Me & Death, an Afterlife Adventure by Richard Scrimger

"Do you know what a ghost is, Jim?  A ghost is a guy who was a piece of crap when he was alive."
"But you weren't!"  I said.  "You were the bomb.  I thought you were the coolest!"
"I lied, I stole, I hurt people.  I let them down.  I was a bad guy, Jim."
I struggled with this.  "Yeah, but you were a good bad guy," I said.

Jim is a 14-year-old junior gangster who lives in Roncesvalles with his alcoholic mother and his unpleasant, sometimes crazy-seeming sister.  He skips school, steals, insults his neighbours,  kicks cats, and bullies a kid named Lloyd.  Nothing much to like here.  So who could be surprised when Jim gets hit by a car and sees the ghost of Tadeusz, who used to collect rents along Roncy "with a baseball bat", waiting to teach him what the afterlife is like for bad guys.   Tadeusz kicks off a Scrooge-type reform program for Jim, complete with ghosts, visions of the past, and important life lessons.  Jim's sure to emerge from his coma a changed person--or is he?

I find Scrimger as a writer is kind of hit-and-miss (as a person he's hysterical, if you get a chance to see him talk, definitely go) but this latest book is big-time wonderful.  It's emotionally compelling in a way that I don't think he's ever been before.
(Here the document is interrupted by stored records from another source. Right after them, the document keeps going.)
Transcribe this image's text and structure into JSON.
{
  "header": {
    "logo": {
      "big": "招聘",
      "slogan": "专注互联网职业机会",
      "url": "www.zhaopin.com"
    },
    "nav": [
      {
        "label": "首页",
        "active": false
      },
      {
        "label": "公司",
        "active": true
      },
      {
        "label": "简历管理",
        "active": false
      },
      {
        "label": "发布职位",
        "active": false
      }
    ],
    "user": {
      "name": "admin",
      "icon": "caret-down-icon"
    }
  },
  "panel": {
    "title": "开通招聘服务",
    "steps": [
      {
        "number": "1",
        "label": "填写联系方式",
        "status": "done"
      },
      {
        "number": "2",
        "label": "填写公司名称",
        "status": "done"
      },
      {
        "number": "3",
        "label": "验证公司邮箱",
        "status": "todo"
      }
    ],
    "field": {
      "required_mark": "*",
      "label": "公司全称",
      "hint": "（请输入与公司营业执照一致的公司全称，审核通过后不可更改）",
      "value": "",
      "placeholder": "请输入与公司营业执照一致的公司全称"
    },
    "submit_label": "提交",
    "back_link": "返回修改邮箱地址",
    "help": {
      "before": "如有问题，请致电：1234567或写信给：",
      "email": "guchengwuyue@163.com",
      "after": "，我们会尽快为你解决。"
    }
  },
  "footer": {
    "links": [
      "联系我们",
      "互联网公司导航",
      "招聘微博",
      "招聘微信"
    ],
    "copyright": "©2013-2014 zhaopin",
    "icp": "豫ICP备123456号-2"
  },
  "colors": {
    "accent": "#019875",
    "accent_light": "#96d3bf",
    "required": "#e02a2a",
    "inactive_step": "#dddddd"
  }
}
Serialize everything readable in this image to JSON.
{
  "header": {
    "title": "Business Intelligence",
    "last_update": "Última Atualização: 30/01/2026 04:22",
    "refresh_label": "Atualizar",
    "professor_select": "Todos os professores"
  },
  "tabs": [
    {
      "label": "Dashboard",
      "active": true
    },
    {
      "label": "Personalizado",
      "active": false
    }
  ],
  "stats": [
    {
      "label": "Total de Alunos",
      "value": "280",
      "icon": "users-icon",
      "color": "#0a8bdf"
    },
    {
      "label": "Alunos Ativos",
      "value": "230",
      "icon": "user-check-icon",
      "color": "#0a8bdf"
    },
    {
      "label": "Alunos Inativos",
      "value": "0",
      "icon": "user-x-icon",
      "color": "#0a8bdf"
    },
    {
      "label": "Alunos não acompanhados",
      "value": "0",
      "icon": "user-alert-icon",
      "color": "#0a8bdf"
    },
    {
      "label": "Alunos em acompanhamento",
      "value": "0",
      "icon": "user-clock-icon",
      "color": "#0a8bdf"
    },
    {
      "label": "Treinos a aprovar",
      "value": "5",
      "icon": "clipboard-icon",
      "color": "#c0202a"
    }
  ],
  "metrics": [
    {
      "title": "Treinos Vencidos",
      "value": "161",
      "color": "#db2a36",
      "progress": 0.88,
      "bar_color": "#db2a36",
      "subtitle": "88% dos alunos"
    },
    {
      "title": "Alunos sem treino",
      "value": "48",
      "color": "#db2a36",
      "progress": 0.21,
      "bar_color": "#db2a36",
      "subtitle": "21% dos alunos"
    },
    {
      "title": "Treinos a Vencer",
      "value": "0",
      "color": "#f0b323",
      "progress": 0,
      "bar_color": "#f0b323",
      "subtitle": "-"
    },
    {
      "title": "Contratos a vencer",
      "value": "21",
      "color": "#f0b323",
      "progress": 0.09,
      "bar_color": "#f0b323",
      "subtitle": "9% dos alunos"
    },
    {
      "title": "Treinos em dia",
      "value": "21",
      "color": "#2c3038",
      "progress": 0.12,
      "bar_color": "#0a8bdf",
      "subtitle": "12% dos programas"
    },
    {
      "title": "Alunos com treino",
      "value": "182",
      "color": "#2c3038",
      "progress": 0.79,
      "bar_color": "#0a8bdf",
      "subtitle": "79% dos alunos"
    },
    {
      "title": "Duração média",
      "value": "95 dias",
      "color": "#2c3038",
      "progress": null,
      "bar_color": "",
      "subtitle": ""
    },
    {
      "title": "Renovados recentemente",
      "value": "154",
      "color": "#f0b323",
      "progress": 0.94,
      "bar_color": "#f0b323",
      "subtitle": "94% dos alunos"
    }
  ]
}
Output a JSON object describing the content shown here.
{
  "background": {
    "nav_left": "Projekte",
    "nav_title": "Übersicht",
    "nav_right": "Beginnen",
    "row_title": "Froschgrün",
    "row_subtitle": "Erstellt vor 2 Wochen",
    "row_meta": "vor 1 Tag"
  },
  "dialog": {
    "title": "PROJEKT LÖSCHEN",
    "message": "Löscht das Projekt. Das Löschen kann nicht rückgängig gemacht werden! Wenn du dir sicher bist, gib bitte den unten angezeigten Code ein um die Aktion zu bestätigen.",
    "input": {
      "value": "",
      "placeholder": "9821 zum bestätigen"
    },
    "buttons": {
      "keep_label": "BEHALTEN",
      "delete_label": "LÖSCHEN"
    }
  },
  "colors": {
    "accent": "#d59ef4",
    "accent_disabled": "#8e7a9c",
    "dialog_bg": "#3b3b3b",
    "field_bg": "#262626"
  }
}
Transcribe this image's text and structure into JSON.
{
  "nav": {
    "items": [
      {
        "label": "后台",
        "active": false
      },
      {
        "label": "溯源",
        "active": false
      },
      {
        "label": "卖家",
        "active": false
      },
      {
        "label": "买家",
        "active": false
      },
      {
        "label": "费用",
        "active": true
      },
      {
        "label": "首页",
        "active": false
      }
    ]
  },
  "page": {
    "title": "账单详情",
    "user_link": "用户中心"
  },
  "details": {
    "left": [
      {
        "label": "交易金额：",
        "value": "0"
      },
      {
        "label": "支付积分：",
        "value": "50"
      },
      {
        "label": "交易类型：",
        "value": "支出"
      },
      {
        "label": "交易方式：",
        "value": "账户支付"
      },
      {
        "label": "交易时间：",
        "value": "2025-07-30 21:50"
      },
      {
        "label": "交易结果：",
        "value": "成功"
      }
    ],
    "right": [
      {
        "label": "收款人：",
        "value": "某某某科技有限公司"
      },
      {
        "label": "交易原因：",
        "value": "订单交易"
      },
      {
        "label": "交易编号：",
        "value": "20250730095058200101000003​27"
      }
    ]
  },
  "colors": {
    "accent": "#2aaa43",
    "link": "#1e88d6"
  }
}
Jim's voice is so authentic. You can see that he's never been exposed to any, shall we say,  alternate moral paradigms.   Scrimger's writing is always funny, that's his trademark, but here it's funny in a darker and older way than in his previous books. I think Scrimger is developing a wicked gift for characterization.   His ghosts are full-bodied, not flat like Dickens' are.   They have backstories and afterlives of their own.  And unlike Dickens' Scrooge, when Jim wakes up, he's got a lot more to do than just hand out geese and Christmas bonuses.  He has some scary amends to make. 

I sound like I'm doing a bit of Dickens bashing here, but I don't mean to. I love A Christmas Carol and used to re-read it every year before Christmas when I was a teen and a long time afterwards.  All I'm saying is, Scrimger takes the story, runs with it and makes it his own.  And I think he's done a great job.